Chemical organisations in consistent networks
It follows from the flux consistency of the network and from Proposition 11 that the smallest organization is the entire network. The following result shows that the problem of finding a nontrivial organization in a mass and flux consistent network is NP-hard. Deciding whether a mass- and flux-consistent network contains non-trivial organization is NP-hard.
Enumerating chemical organisations
Furthermore, it is not an input from the network, as it would otherwise be black. A basic solution to finding all organizations is to know how to unblock all of the network's cycles. Therefore, instead of finding a framework set for all cycles of the network, it is enough to break all potentially blocking cycles to compute all reactive connected organizations.
Hitting set approach to enumerate organisations
Finally, a variation of the first algorithm was proposed to enumerate only reactive connected organizations.
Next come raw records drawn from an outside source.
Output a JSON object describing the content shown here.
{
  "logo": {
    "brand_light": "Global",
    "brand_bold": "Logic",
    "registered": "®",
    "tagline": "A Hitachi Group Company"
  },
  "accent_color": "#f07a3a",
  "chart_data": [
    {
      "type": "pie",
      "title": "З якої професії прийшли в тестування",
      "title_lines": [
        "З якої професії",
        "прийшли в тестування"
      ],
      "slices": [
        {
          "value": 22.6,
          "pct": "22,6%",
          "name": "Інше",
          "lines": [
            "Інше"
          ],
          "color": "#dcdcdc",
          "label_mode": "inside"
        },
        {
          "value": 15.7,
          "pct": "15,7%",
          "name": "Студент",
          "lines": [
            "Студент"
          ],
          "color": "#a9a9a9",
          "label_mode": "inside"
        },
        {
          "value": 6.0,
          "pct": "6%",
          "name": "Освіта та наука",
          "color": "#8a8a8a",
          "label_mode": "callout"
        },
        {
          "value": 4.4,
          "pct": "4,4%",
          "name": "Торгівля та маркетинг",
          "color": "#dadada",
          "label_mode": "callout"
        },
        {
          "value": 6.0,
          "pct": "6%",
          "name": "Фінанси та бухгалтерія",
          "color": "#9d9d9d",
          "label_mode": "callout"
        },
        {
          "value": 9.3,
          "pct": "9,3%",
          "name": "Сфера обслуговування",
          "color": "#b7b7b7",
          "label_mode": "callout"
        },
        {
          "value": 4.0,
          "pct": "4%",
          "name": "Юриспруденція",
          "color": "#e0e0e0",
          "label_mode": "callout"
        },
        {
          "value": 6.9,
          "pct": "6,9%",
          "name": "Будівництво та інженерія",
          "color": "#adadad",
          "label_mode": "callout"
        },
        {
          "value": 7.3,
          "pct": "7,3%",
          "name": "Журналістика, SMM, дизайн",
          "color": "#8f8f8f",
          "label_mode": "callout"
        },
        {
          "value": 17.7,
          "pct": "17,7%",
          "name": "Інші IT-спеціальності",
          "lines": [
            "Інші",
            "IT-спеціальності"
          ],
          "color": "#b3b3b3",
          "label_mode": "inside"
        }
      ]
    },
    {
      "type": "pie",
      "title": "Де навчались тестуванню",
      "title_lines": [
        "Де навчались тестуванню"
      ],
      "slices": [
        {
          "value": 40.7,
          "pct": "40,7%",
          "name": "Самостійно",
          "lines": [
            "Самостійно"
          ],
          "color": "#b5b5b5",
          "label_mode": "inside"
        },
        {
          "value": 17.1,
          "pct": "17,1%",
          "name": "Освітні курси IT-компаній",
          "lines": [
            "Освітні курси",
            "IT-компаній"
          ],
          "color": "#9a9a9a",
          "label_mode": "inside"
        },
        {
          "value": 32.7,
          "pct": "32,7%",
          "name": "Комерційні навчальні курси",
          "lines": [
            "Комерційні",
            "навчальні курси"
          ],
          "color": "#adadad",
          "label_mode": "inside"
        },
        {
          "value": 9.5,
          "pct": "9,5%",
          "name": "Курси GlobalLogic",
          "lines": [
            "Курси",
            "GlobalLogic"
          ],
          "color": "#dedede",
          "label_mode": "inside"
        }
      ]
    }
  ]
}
Note that the size of the frameset calculated by the algorithm is never larger than the number of blocking metabolites. In this case, the frameset has size 1, which is better than checking the combination of C with each of the blocking metabolites.
Open problems and perspectives
Graphs and hypergraphs
If the metabolite is not involved in the reaction, the value of the corresponding cell is zero. The forward propagation of C, denoted by Fwd(C), is the set of metabolites sequentially produced from C using network reactions. Note that if C is a closed set of molecules, then C must contain all network entries (since the empty set is a subset of C, the network entries must belong to RC).